Di masa tuanya, Kawilarang mulai mendapat pengakuan atas kiprahnya sebagai pejuang. Kawilarang dikukuhkan menjadi warga kehormatan Korps Baret Merah Kopassus TNI AD. Namun, Kawilarang menolak keras bila dirinya disebut atau digadang-gadang sebagai pahlawan. Baginya, gelar itu tak punya makna karena banyak disalahgunakan untuk kepentingan dan pencitraan.

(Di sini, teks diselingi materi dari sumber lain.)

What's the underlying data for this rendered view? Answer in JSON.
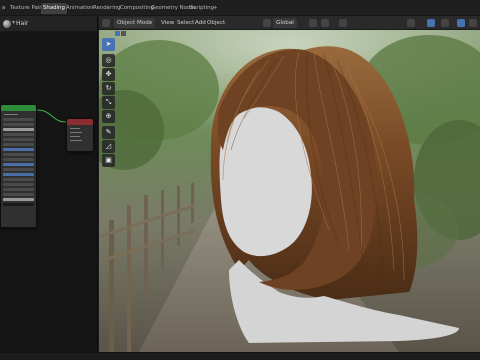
{
  "workspace_tabs": [
    {
      "label": "a",
      "active": false
    },
    {
      "label": "Texture Paint",
      "active": false
    },
    {
      "label": "Shading",
      "active": true
    },
    {
      "label": "Animation",
      "active": false
    },
    {
      "label": "Rendering",
      "active": false
    },
    {
      "label": "Compositing",
      "active": false
    },
    {
      "label": "Geometry Nodes",
      "active": false
    },
    {
      "label": "Scripting",
      "active": false
    },
    {
      "label": "+",
      "active": false
    }
  ],
  "node_editor": {
    "material_name": "Hair"
  },
  "viewport_header": {
    "mode": "Object Mode",
    "menu_view": "View",
    "menu_select": "Select",
    "menu_add": "Add",
    "menu_object": "Object",
    "transform_orientation": "Global"
  },
  "tools": [
    {
      "name": "select-tool-icon",
      "glyph": "➤",
      "active": true
    },
    {
      "name": "cursor-tool-icon",
      "glyph": "◎",
      "active": false
    },
    {
      "name": "move-tool-icon",
      "glyph": "✥",
      "active": false
    },
    {
      "name": "rotate-tool-icon",
      "glyph": "↻",
      "active": false
    },
    {
      "name": "scale-tool-icon",
      "glyph": "⤡",
      "active": false
    },
    {
      "name": "transform-tool-icon",
      "glyph": "⊕",
      "active": false
    },
    {
      "name": "annotate-tool-icon",
      "glyph": "✎",
      "active": false
    },
    {
      "name": "measure-tool-icon",
      "glyph": "◿",
      "active": false
    },
    {
      "name": "add-cube-tool-icon",
      "glyph": "▣",
      "active": false
    }
  ],
  "colors": {
    "accent": "#4772b3",
    "active_tab": "#3f3f3f",
    "bsdf_header": "#2f8a3a",
    "output_header": "#8a2c30",
    "hair": "#7a4a26",
    "mannequin": "#d4d4d4"
  }
}
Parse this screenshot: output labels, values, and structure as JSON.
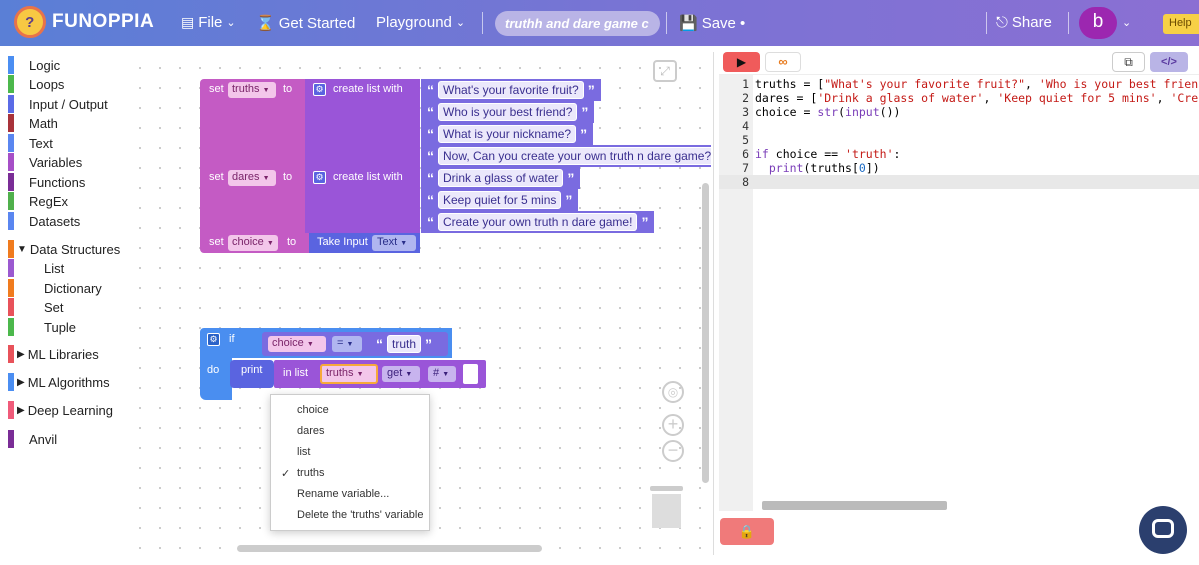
{
  "header": {
    "logo": "FUNOPPIA",
    "file": "File",
    "get_started": "Get Started",
    "playground": "Playground",
    "project_name": "truthh and dare game c",
    "save": "Save •",
    "share": "Share",
    "avatar": "b",
    "help": "Help"
  },
  "sidebar": {
    "items": [
      {
        "label": "Logic",
        "color": "#4b8ef2"
      },
      {
        "label": "Loops",
        "color": "#4cb84c"
      },
      {
        "label": "Input / Output",
        "color": "#5a6be6"
      },
      {
        "label": "Math",
        "color": "#a8323a"
      },
      {
        "label": "Text",
        "color": "#5a86f0"
      },
      {
        "label": "Variables",
        "color": "#a64fc7"
      },
      {
        "label": "Functions",
        "color": "#7a2d96"
      },
      {
        "label": "RegEx",
        "color": "#50b04c"
      },
      {
        "label": "Datasets",
        "color": "#5a86f0"
      },
      {
        "label": "Data Structures",
        "color": "#f07b1e"
      },
      {
        "label": "List",
        "color": "#9b59d0"
      },
      {
        "label": "Dictionary",
        "color": "#f07b1e"
      },
      {
        "label": "Set",
        "color": "#e8525a"
      },
      {
        "label": "Tuple",
        "color": "#4cb84c"
      },
      {
        "label": "ML Libraries",
        "color": "#e8525a"
      },
      {
        "label": "ML Algorithms",
        "color": "#4b8ef2"
      },
      {
        "label": "Deep Learning",
        "color": "#f05b7a"
      },
      {
        "label": "Anvil",
        "color": "#7a2d96"
      }
    ]
  },
  "blocks": {
    "set": "set",
    "to": "to",
    "create_list_with": "create list with",
    "var_truths": "truths",
    "var_dares": "dares",
    "var_choice": "choice",
    "truths": [
      "What's your favorite fruit?",
      "Who is your best friend?",
      "What is your nickname?",
      "Now, Can you create your own truth n dare game?"
    ],
    "dares": [
      "Drink a glass of water",
      "Keep quiet for 5 mins",
      "Create your own truth n dare game!"
    ],
    "take_input": "Take Input",
    "input_type": "Text",
    "if": "if",
    "do": "do",
    "eq": "=",
    "truth_str": "truth",
    "print": "print",
    "in_list": "in list",
    "get": "get",
    "hash": "#"
  },
  "var_menu": {
    "items": [
      "choice",
      "dares",
      "list",
      "truths",
      "Rename variable...",
      "Delete the 'truths' variable"
    ],
    "checked": "truths"
  },
  "editor": {
    "lines": [
      {
        "n": "1",
        "text": "truths = [\"What's your favorite fruit?\", 'Who is your best frien"
      },
      {
        "n": "2",
        "text": "dares = ['Drink a glass of water', 'Keep quiet for 5 mins', 'Cre"
      },
      {
        "n": "3",
        "text": "choice = str(input())"
      },
      {
        "n": "4",
        "text": ""
      },
      {
        "n": "5",
        "text": ""
      },
      {
        "n": "6",
        "text": "if choice == 'truth':"
      },
      {
        "n": "7",
        "text": "  print(truths[0])"
      },
      {
        "n": "8",
        "text": ""
      }
    ]
  }
}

“Tapi saya benci kalau dengar begitu [gelar pahlawan disalahgunakan]. Karena itu omong kosong. Kalau pahlawan yang betul itu yang [berjuang] sampai mati, sesudah pensiun tidak. Saya merasa diri saya bukan pahlawan. Kalau saya pahlawan, saya beri tahu terus terang, ini nggak benar, itu nggak benar, tapi nanti dicekal lagi,” kata Kawilarang dalam Mutiara.

Kawilarang juga menolak dimakamkan di Taman Makam Pahlawan Kalibata –sekalipun ia layak mendapat tempat di sana. Menurutnya, taman makam pahlawan itu banyak dihuni oleh sosok-sosok yang tidak bersih. Yang tidak mencerminkan pribadi seorang pahlawan.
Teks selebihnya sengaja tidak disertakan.